Instead I cleared my throat. “Hello.”

They turned around to see me. Only Julie had the good sense to look embarrassed. “You’re back!” she said as she hopped up and came around to hug me.

“Right on schedule,” I commented as I slid a cool glance to Eli.

“Right,” she said before glancing at her watch. “I guess we got carried away.” I had nothing to say to that. I simply glared at Eli, who glared right back.

“I… should go,” Julie decided as she watched the air crackle between us.

I barely let the door slam behind her before I tore into him. “Back in the saddle again, I see.”

He shrugged. “You know me. I was born to ride.”

“Were you hoping I’d walk in and catch you?”

“Would it matter if you did?”

“Fuck you,” I spat.

“You did that,” he replied as he straddled the bench to face me. “Which reminds me. You lost our bet. You said you would never fuck me for a million dollars. You fucked me lots of times for a whole lot less. And you fucked me over for free.”

“I didn’t fuck you over, Eli.”

“That’s not how Miles O’Rourke tells it.”

“That was all part of the plan,” I gritted between clenched teeth.

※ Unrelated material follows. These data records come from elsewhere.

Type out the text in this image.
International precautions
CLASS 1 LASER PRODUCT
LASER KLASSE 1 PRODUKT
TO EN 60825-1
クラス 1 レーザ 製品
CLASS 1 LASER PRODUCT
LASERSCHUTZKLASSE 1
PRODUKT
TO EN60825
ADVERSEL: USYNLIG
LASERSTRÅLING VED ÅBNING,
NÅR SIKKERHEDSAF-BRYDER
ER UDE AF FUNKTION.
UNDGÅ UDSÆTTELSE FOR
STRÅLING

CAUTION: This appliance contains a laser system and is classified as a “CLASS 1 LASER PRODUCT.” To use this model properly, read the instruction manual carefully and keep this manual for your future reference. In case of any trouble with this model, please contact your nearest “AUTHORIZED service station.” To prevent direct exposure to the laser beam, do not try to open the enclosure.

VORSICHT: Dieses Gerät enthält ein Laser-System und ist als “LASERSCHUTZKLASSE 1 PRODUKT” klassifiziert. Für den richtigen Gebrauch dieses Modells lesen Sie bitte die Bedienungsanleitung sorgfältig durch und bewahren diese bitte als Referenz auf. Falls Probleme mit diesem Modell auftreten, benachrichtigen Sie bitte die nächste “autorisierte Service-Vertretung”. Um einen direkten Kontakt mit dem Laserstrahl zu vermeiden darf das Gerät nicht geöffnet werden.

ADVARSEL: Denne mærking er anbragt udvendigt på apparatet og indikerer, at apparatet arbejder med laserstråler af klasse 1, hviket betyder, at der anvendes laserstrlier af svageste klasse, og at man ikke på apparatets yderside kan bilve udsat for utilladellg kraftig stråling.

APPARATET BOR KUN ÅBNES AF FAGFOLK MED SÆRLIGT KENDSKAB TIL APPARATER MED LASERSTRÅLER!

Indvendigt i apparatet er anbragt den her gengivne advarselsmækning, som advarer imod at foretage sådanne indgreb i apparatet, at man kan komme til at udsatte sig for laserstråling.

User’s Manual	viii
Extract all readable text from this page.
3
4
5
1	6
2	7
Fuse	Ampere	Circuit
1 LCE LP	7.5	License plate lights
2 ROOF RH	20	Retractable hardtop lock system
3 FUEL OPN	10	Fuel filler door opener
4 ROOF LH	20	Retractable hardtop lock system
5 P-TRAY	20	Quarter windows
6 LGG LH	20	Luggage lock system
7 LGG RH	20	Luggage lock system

He stood from his piano. “Indeed it was. It all was,” he informed me as he approached. “Fucking you to show you I could, ensuring that I’d get at least half of my money back when I did. Getting all your services 50% off. It was too good a deal to pass up.”

He stopped in front of me. “You are such an asshole.”

“You knew that going in,” he reminded. “But I’ve got good news for you, Miss Reynolds. Your services are no longer required.”

My eyes narrowed. “What does that mean?”

“It means you’re off the hook. You broke the contract. You’re free to go. I had Clem and the gang move out all your stuff yesterday. There’s no reason at all for you to stay.” Those crystal clear blue eyes challenged me to give him a reason.

“I didn’t fuck Caz,” I told him.

He smiled. “I didn’t fuck Julie. Does that make liars out of both of us?”

I gasped as I backed up a step. “So that’s it? You just ended it?”

“It was ending anyway. What’s the difference if it’s now or in January? This was always how it was supposed to end up, right?”

Once again he baited me. “Those were your rules, Eli.”

“Right,” he nodded. “My web.” He touched my hair. “You were the glitter.”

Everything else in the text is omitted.